Jenny Saville & Glen Luchford. Closed Contact. (2003). C-print mounted in plexiglass. |
Once on a roll inertia takes care of the rest... there are so many great practitioners with skin-related offerings that I just can't wait to present here!
Jenny Saville is one such artist. Skin in these works is expansive and sensual; imprinted with a visceral vitality as it envelopes the folds and fleshy forms of female body, it is caught in moments of vulnerability, ponderousness, and in pain after brutal interventions. The sheer size of these canvasses is astounding, viewers are overwhelmed by walls of skin in all its confronting glory.

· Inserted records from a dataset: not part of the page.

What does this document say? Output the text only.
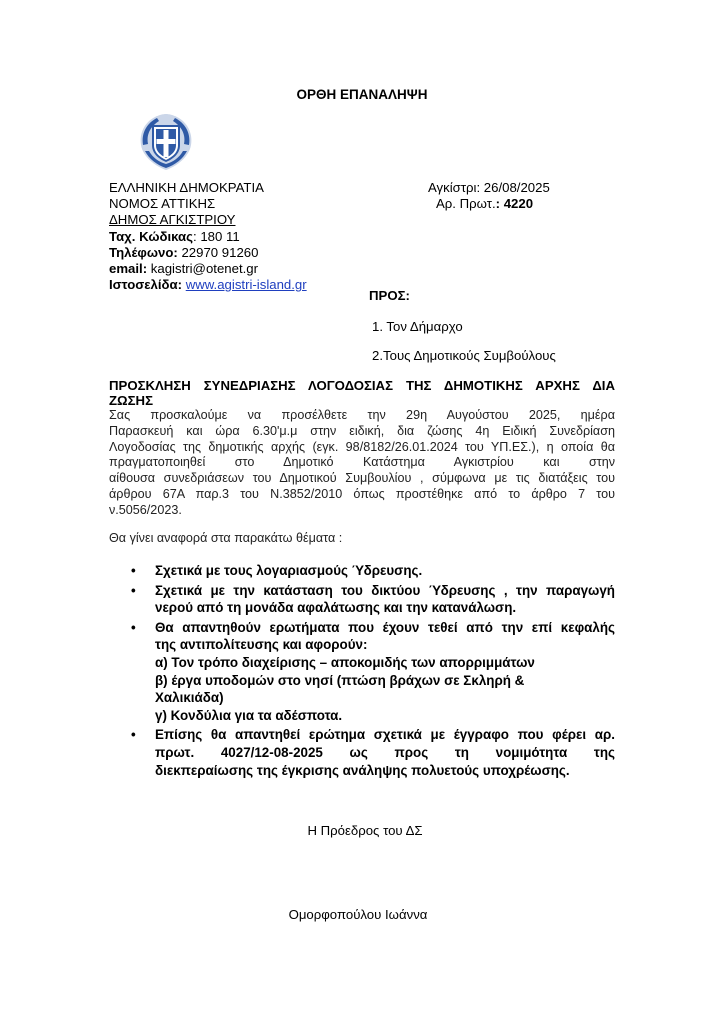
ΟΡΘΗ ΕΠΑΝΑΛΗΨΗ
ΕΛΛΗΝΙΚΗ ΔΗΜΟΚΡΑΤΙΑ
ΝΟΜΟΣ ΑΤΤΙΚΗΣ
ΔΗΜΟΣ ΑΓΚΙΣΤΡΙΟΥ
Ταχ. Κώδικας: 180 11
Τηλέφωνο: 22970 91260
email: kagistri@otenet.gr
Ιστοσελίδα: www.agistri-island.gr
Αγκίστρι: 26/08/2025
Αρ. Πρωτ.: 4220
ΠΡΟΣ:
1. Τον Δήμαρχο
2.Τους Δημοτικούς Συμβούλους
ΠΡΟΣΚΛΗΣΗ ΣΥΝΕΔΡΙΑΣΗΣ ΛΟΓΟΔΟΣΙΑΣ ΤΗΣ ΔΗΜΟΤΙΚΗΣ ΑΡΧΗΣ ΔΙΑ
ΖΩΣΗΣ
Σας προσκαλούμε να προσέλθετε την 29η Αυγούστου 2025, ημέρα
Παρασκευή και ώρα 6.30'μ.μ στην ειδική, δια ζώσης 4η Ειδική Συνεδρίαση
Λογοδοσίας της δημοτικής αρχής (εγκ. 98/8182/26.01.2024 του ΥΠ.ΕΣ.), η οποία θα
πραγματοποιηθεί στο Δημοτικό Κατάστημα Αγκιστρίου και στην
αίθουσα συνεδριάσεων του Δημοτικού Συμβουλίου , σύμφωνα με τις διατάξεις του
άρθρου 67Α παρ.3 του Ν.3852/2010 όπως προστέθηκε από το άρθρο 7 του
ν.5056/2023.
Θα γίνει αναφορά στα παρακάτω θέματα :
• Σχετικά με τους λογαριασμούς Ύδρευσης.
• Σχετικά με την κατάσταση του δικτύου Ύδρευσης , την παραγωγή
νερού από τη μονάδα αφαλάτωσης και την κατανάλωση.
• Θα απαντηθούν ερωτήματα που έχουν τεθεί από την επί κεφαλής
της αντιπολίτευσης και αφορούν:
α) Τον τρόπο διαχείρισης – αποκομιδής των απορριμμάτων
β) έργα υποδομών στο νησί (πτώση βράχων σε Σκληρή &
Χαλικιάδα)
γ) Κονδύλια για τα αδέσποτα.
• Επίσης θα απαντηθεί ερώτημα σχετικά με έγγραφο που φέρει αρ.
πρωτ. 4027/12-08-2025 ως προς τη νομιμότητα της
διεκπεραίωσης της έγκρισης ανάληψης πολυετούς υποχρέωσης.
Η Πρόεδρος του ΔΣ
Ομορφοπούλου Ιωάννα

An English painter and one of those Young British Artists, Saville's entire senior show was notably purchased by leading British art collector
Charles Saatchi, who then commissioned works
for the next two years. Impressive, no? Best known for her monumental women,
usually self portraits, Saville spent substantial time observing plastic surgery operations in New York and draws on these experiences as subject matter for her traditional figurative oil paintings.
Surgeries, liposuction,
trauma victims, deformity correction, disease states and transgender
patients feature heavily in images that are highly emotive and strongly pigmented. In the Closed Contact series, Saville collaborated with fashion photographer Glenn Luchford to capture the full range of color, tonality, and
topography of live flesh through her own body. Flesh is
manipulated and animated by gripping hands as the contorted body is
pressed against glass sheets. Exploring the violence and anesthetized
pain of observed surgeries, Saville's distorted bodies range from the
grotesque to great, ponderous beauty.
Jenny Saville & Glen Luchford. From the Closed Contact series |
On a secondary note, I find it particularly interesting that Saville's subjects roughly fall into two categories: bodies are either curiously disembodied and exposed to the intense scrutiny of observers, or the subjects gaze past the viewer, inviting entry into that moment of experience. Whether these vacant stares are out of numbness or obliviousness is ambiguous, but it would be interesting to spend a bit of time on a feminist analysis of her work, especially in comparison to other forms of female carnal art (Orlan being the main culprit).